Alors, comment sommes-nous arrivés là ? Une partie de la réponse tient au mépris entretenu par bon nombre de Québécois vis-à-vis de la charte canadienne, perçue comme un « coup de cochon » de la part de Trudeau père. Peu importe que le Québec ait adopté, dès 1975, sa propre charte, considérée à l’époque comme un « acte fondateur » et « le symbole des valeurs de la société québécoise ». La signification de ces documents précieux et combien nécessaires au fonctionnement démocratique a été ultimement bousillée par la guéguerre Québec-Ottawa. On peut en faire aujourd’hui de la bouillie pour les chats, comme vient de le faire le gouvernement Legault, parce qu’il y a longtemps que les droits individuels sont vus comme tels. Il est temps de repenser une telle méprise.

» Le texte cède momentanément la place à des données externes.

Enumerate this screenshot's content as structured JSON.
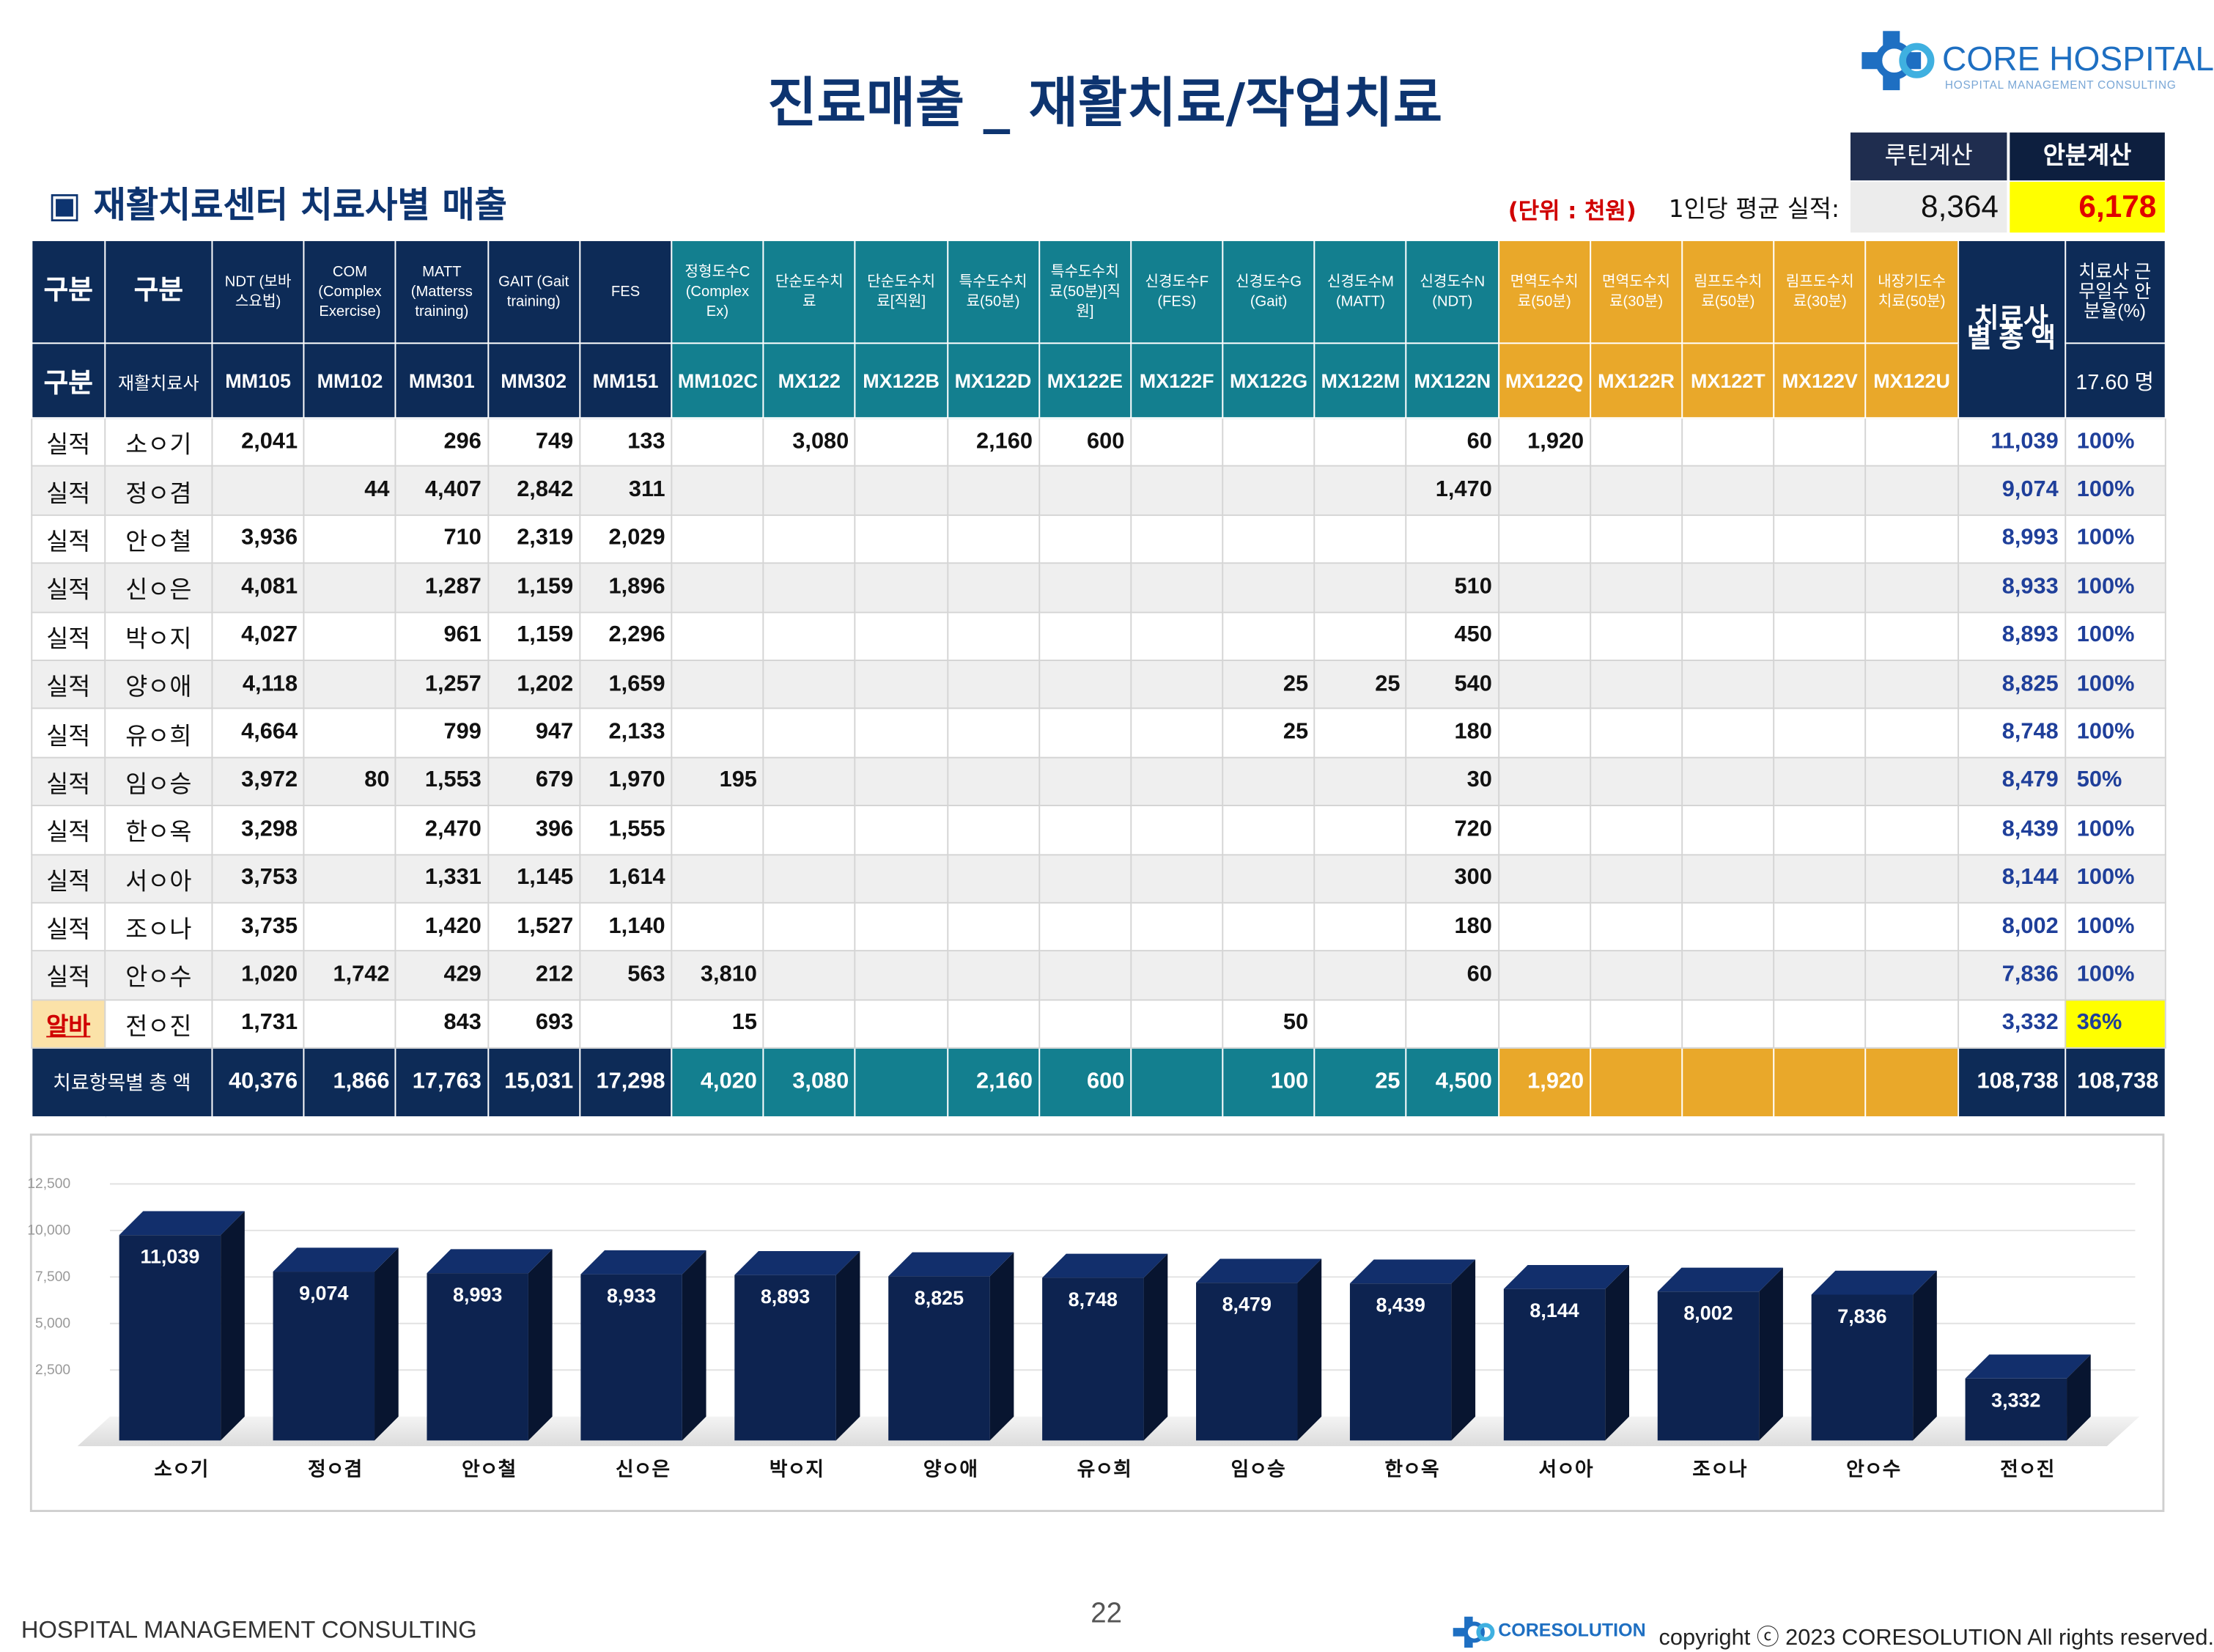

Une certaine mythologie est à l’oeuvre aussi pour ce qui est de la disposition de dérogation. On voudrait nous faire croire qu’y avoir recours est sans conséquence, on en aurait maintes fois fait l’usage au Québec, oubliant de spécifier que dans la majorité des cas, il s’agissait de renforcer un droit existant. Non pas de l’affaiblir. Il n’y a qu’une occasion qui peut se comparer à la situation actuelle : l’application de la loi 101. Mais, encore une fois, on omet de préciser, comme l’a fait le professeur de philosophie Jocelyn Maclure récemment, que les restrictions imposées à l’anglais étaient « nécessaires à l’atteinte de l’objectif visé », celui de faire du français la langue dominante. Alors que la laïcité, elle, n’a que faire de telles restrictions. La neutralité, c’est dans la tête — des individus comme du législateur — que ça se passe.
Finalement, on en arrive là, à dicter à certains leur habillement et leur conduite (dont 90 % sont des immigrants) parce que depuis dix ans, nous avons travesti l’inquiétude millénaire que nous avons de disparaître en la hantise de l’Autre. À partir de quelques incidents malheureux, montés en épingle par médias et politiciens confondus, nous avons transposé sur ceux qui nous font le plus peur — les musulmans en l’occurrence — nos vieilles peurs à nous.
C’est à partir de cette angoisse viscérale devenue aujourd’hui préjugés endurcis qu’on nous propose cet « accord historique ». Mais il n’y a d’historique, ici, que la confusion qu’il nous impose.